Hoje acordei mais cedo que de costume. Mas não foi tão cedo quanto boa parte das pessoas. Quando a gente acorda bem cedinho, o dia fica comprido e sobra tempo para tanta coisa, que a gente nem sabe como preencher direito. Poderia ter feito uma caminhada pelas ruas do bairro, mas já estava um pouco tarde quando me veio essa ideia. Poderia ler um ou dois capítulos daquele livro que está jogado ali sobre a cama há tempos, mas bateu certo desânimo e deixei ele lá por mais alguns dias. Poderia, poderia ter feito alguma coisa, mas não fiz. Talvez acordar cedo não me tenha servido de nada, então. Ocupei o tempo extra nas redes sociais, como tenho feito até mesmo com o tempo que não tenho. Que vício!

Depois de um banho sem vontade e um café simples, sai de casa rumo ao trabalho. Um trabalho também simples, que preenche o resto do meu dia. A caminho, fui olhando para tudo como quem nunca tivesse visto nada. Talvez daí resulte a graça da vida. A novidade de cada coisa, de cada detalhe, de cada pedaço da criação. Sombras de nuvens num céu quase limpo, o sol que ainda é tão novo, mas já está brilhando com vontade, os pássaros recém saídos de seus esconderijos, as luzes dos postes que se esqueceram de se apagar e permanecem acesas (uma leve definição de abandono).

No período das chuvas o igarapé se transforma num pequeno lago; agora, no período de estiagem, ele é apenas um córrego e a vegetação toma conta de tudo, uma pequena imensidão verde, antítese de uma época e de um sentimento. Ainda gosto de passar e olhar demoradamente para os lados, à procura de aves que acaso venham pousar nos galhos de pequenas árvores. São brancas em sua maioria, mas algumas destoam um pouco e transformam a paisagem num mosaico de cores. Se eu não prestasse atenção, seria uma imagem perdida. Sei que muitos que ali passam, não a veem, e perdem um belo espetáculo, a chance de terem um dia mais bonito.

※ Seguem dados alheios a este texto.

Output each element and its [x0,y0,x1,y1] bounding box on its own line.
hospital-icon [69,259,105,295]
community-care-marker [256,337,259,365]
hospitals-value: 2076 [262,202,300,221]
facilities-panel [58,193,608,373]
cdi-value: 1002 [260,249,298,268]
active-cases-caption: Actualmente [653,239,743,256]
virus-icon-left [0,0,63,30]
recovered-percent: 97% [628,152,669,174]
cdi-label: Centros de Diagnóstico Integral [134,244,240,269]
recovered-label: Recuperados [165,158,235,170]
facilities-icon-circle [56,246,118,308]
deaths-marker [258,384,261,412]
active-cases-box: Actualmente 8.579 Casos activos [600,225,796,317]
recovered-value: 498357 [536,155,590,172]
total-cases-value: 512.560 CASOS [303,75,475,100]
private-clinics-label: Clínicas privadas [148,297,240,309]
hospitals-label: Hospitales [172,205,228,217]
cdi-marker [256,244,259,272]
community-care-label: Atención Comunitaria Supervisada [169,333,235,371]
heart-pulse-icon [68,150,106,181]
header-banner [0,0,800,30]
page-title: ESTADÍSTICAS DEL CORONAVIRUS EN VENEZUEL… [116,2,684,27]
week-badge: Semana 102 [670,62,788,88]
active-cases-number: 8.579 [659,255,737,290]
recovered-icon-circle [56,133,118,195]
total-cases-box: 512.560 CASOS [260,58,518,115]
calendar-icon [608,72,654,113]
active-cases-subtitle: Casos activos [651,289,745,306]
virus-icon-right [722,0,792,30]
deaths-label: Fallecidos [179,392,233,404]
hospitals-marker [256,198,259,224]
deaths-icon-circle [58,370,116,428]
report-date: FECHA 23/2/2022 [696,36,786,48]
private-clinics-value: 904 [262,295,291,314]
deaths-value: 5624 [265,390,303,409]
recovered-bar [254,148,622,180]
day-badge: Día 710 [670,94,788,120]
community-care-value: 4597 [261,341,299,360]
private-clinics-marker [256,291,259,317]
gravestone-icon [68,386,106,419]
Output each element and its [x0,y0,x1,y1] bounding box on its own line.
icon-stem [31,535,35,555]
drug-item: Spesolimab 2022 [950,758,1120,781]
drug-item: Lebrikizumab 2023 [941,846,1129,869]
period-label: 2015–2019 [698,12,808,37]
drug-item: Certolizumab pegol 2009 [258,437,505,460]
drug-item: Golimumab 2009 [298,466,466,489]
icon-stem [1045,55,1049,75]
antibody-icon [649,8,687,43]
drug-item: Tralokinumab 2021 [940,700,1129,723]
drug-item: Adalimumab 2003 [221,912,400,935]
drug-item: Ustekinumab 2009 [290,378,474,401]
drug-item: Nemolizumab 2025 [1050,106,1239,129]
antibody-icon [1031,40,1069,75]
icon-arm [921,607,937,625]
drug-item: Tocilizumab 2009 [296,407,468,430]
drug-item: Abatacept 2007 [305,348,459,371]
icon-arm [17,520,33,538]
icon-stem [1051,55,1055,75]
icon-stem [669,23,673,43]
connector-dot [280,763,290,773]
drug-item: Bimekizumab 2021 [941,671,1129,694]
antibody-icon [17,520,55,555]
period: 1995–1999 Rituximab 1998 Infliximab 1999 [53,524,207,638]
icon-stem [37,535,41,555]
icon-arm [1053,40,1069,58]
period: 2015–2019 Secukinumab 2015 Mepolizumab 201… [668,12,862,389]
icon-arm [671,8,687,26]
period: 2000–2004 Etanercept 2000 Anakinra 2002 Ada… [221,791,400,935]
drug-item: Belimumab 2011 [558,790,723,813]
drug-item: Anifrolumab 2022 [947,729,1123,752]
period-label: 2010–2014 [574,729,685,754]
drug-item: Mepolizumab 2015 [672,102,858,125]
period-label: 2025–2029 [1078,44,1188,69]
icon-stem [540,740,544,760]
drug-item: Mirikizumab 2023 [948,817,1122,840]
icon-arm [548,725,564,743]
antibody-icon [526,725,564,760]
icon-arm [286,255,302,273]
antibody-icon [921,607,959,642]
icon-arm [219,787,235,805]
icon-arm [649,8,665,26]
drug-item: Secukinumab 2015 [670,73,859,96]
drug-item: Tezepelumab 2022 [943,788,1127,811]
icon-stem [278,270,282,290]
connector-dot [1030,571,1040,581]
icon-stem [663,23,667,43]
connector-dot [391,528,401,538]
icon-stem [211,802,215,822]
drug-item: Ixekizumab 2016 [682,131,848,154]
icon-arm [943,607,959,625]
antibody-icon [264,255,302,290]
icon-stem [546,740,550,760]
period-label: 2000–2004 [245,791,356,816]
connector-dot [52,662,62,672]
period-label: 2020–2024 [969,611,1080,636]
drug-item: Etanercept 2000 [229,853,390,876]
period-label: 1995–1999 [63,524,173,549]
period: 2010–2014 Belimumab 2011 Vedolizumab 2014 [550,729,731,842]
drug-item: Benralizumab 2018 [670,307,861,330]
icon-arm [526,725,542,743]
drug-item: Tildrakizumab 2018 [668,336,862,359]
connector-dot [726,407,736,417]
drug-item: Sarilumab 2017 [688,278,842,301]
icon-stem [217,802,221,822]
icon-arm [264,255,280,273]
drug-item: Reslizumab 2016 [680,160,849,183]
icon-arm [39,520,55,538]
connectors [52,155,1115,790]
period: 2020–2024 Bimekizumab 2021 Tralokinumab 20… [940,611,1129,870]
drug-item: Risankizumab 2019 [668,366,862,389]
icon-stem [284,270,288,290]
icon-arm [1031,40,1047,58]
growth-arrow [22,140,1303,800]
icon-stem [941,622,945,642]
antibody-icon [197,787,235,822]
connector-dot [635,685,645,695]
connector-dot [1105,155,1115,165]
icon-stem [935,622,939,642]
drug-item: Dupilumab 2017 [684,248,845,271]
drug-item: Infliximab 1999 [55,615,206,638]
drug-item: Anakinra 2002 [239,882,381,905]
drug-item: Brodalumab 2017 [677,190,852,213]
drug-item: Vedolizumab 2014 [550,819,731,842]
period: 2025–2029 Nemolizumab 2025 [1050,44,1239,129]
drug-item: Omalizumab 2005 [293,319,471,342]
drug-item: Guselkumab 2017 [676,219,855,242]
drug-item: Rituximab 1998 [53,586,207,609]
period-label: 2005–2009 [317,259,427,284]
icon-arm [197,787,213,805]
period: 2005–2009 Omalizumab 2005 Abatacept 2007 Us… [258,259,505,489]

Depois o dia vai correndo normalmente. Entre um trabalho e outro, alguma coisa para aliviar o fastio de sentir-se obrigado a fazer algo. A obrigação mata o prazer. Não conseguimos nos sentir bem fazendo algo por obrigação, não importa o que seja. Então, nesse ínterim, tento fazer algo prazeroso, tipo ler um poema ou uma prosa, ouvir uma música que fale com minha alma, assistir um vídeo engraçado no celular, escrever uma lista de coisas que eu nunca farei, mas que vivem num sonho dentro de mim, conversar com quem queira conversar, sobre qualquer assunto sem importância (esses são os que eu mais gosto), sorrir e observar sorrisos, viver os segundos de um jeito bom.

Quando chegar a tarde, e eu estiver indo para casa, sobre aquela pequena ponte, vou poder olhar o sol se pondo no horizonte e lembrar de uma menina que gosta de olhar o pôr do sol, vou pensar no sorriso dela e terei um mundo em minhas mãos, um mundo repleto de júbilo e fantasia. Não vou querer mais nada, nem esperar que a vida resolva tudo, estarei completo naquilo que me falta e feliz por viver nesse tempo, nessa época em que ela vive. Estarei feliz por saber que ela está em algum lugar, respirando a vida e sonhando com coisas boas. Ela é o nascer do sol, ela é o pôr do sol, ela é a inspiração de todos os meus dias.

Amanhã talvez eu acorde mais cedo ou mais tarde, não importa; acordar já será um lucro. Aceito, agradeço e vivo a felicidade de estar vivo.